Francis A. Korwek appeals from the district court's dismissal of his breach of contract and wrongful discharge action against Walter H. Faulk, Conservator of Fidelity Federal Savings & Loan Association, and Fidelity for lack of subject matter jurisdiction. We affirm.
On January 7, 1983, the Federal Home Loan Bank Board (the Board) appointed Faulk conservator of Fidelity under Sec. 5(d) (6) (A) of the Home Owners' Loan Act of 1933, 12 U.S.C. § 1464(d) (6) (A). The Board had found that Fidelity 1) was insolvent; 2) had suffered a substantial dissipation of assets and earnings due to violations of law or unsafe and unsound practices; and 3) was in an unsafe or unsound condition to transact business. At that time, Korwek was Executive Vice-President of Fidelity. The day Faulk was appointed conservator, he removed Korwek and several other officers from their positions at Fidelity.
On March 22, 1983, Korwek filed an action against Faulk and Fidelity in the Circuit Court of Baltimore City, alleging breach of an employment contract. After the action was removed to the United States District Court for the District of Maryland, Korwek filed an amended complaint alleging both breach of employment contract and wrongful discharge. Faulk and Fidelity filed a motion to dismiss for failure to state a claim upon which relief could be granted and because Korwek had not exhausted his administrative remedies.
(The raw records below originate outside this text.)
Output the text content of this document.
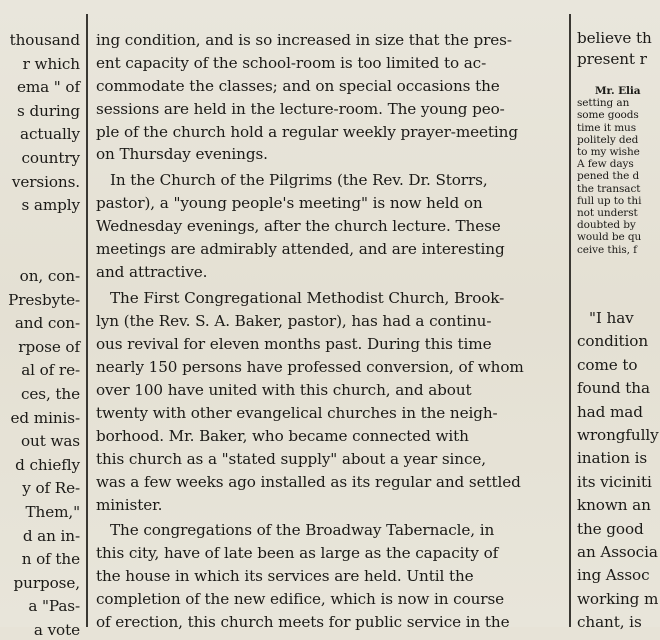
thousand
r which
ema " of
s during
actually
country
versions.
s amply
on, con-
Presbyte-
and con-
rpose of
al of re-
ces, the
ed minis-
out was
d chiefly
y of Re-
Them,"
d an in-
n of the
purpose,
a "Pas-
a vote
ing condition, and is so increased in size that the pres-
ent capacity of the school-room is too limited to ac-
commodate the classes; and on special occasions the
sessions are held in the lecture-room. The young peo-
ple of the church hold a regular weekly prayer-meeting
on Thursday evenings.
In the Church of the Pilgrims (the Rev. Dr. Storrs,
pastor), a "young people's meeting" is now held on
Wednesday evenings, after the church lecture. These
meetings are admirably attended, and are interesting
and attractive.
The First Congregational Methodist Church, Brook-
lyn (the Rev. S. A. Baker, pastor), has had a continu-
ous revival for eleven months past. During this time
nearly 150 persons have professed conversion, of whom
over 100 have united with this church, and about
twenty with other evangelical churches in the neigh-
borhood. Mr. Baker, who became connected with
this church as a "stated supply" about a year since,
was a few weeks ago installed as its regular and settled
minister.
The congregations of the Broadway Tabernacle, in
this city, have of late been as large as the capacity of
the house in which its services are held. Until the
completion of the new edifice, which is now in course
of erection, this church meets for public service in the
believe th
present r
Mr. Elia
setting an
some goods
time it mus
politely ded
to my wishe
A few days
pened the d
the transact
full up to thi
not underst
doubted by
would be qu
ceive this, f
"I hav
condition
come to
found tha
had mad
wrongfully
ination is
its viciniti
known an
the good
an Associa
ing Assoc
working m
chant, is
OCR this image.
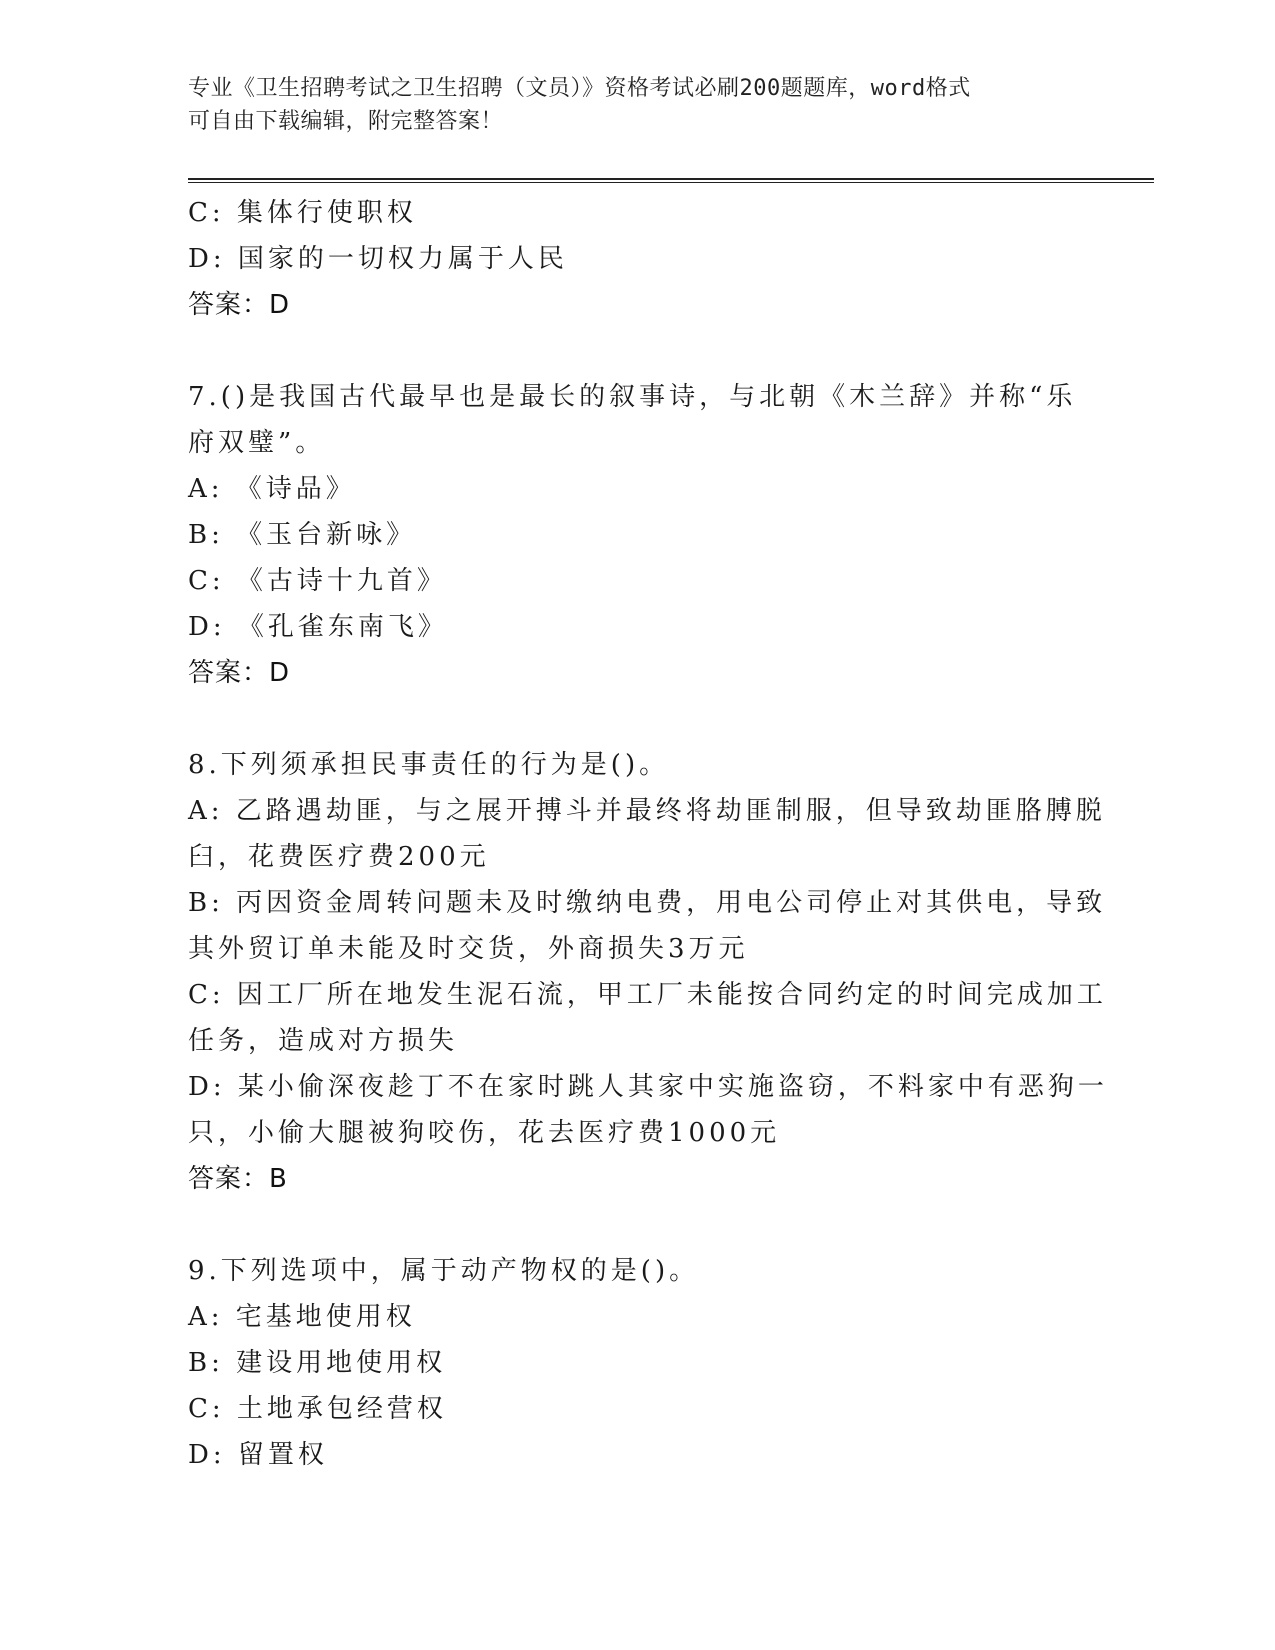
专业《卫生招聘考试之卫生招聘（文员）》资格考试必刷200题题库，word格式
可自由下载编辑，附完整答案！
C: 集体行使职权
D: 国家的一切权力属于人民
答案：D
7.()是我国古代最早也是最长的叙事诗，与北朝《木兰辞》并称“乐
府双璧”。
A: 《诗品》
B: 《玉台新咏》
C: 《古诗十九首》
D: 《孔雀东南飞》
答案：D
8.下列须承担民事责任的行为是()。
A: 乙路遇劫匪，与之展开搏斗并最终将劫匪制服，但导致劫匪胳膊脱
臼，花费医疗费200元
B: 丙因资金周转问题未及时缴纳电费，用电公司停止对其供电，导致
其外贸订单未能及时交货，外商损失3万元
C: 因工厂所在地发生泥石流，甲工厂未能按合同约定的时间完成加工
任务，造成对方损失
D: 某小偷深夜趁丁不在家时跳人其家中实施盗窃，不料家中有恶狗一
只，小偷大腿被狗咬伤，花去医疗费1000元
答案：B
9.下列选项中，属于动产物权的是()。
A: 宅基地使用权
B: 建设用地使用权
C: 土地承包经营权
D: 留置权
At the hearing on the motion, the district court noted that under 12 U.S.C. § 1464(d) (6) (C) "no court may ..., except at the instance of the Board, restrain or affect the exercise of powers or functions of a conservator or receiver." It then concluded, contrary to the recommendation of its magistrate, that a conservator does not have to follow the procedures for notice and a hearing set forth in 12 U.S.C. § 1464(d) (4) (C) prior to removing an officer. The court held that under 12 U.S.C. § 1464(d) (6) (D), a conservator has the powers that management would have, including the power to fire officers at will. it consequently dismissed Korwek's action against Faulk and Fidelity.
We agree with the district court's interpretation of the conservator's power to fire officers and that dismissal of Korwek's action was therefore proper under Sec. 1464(d) (6) (C).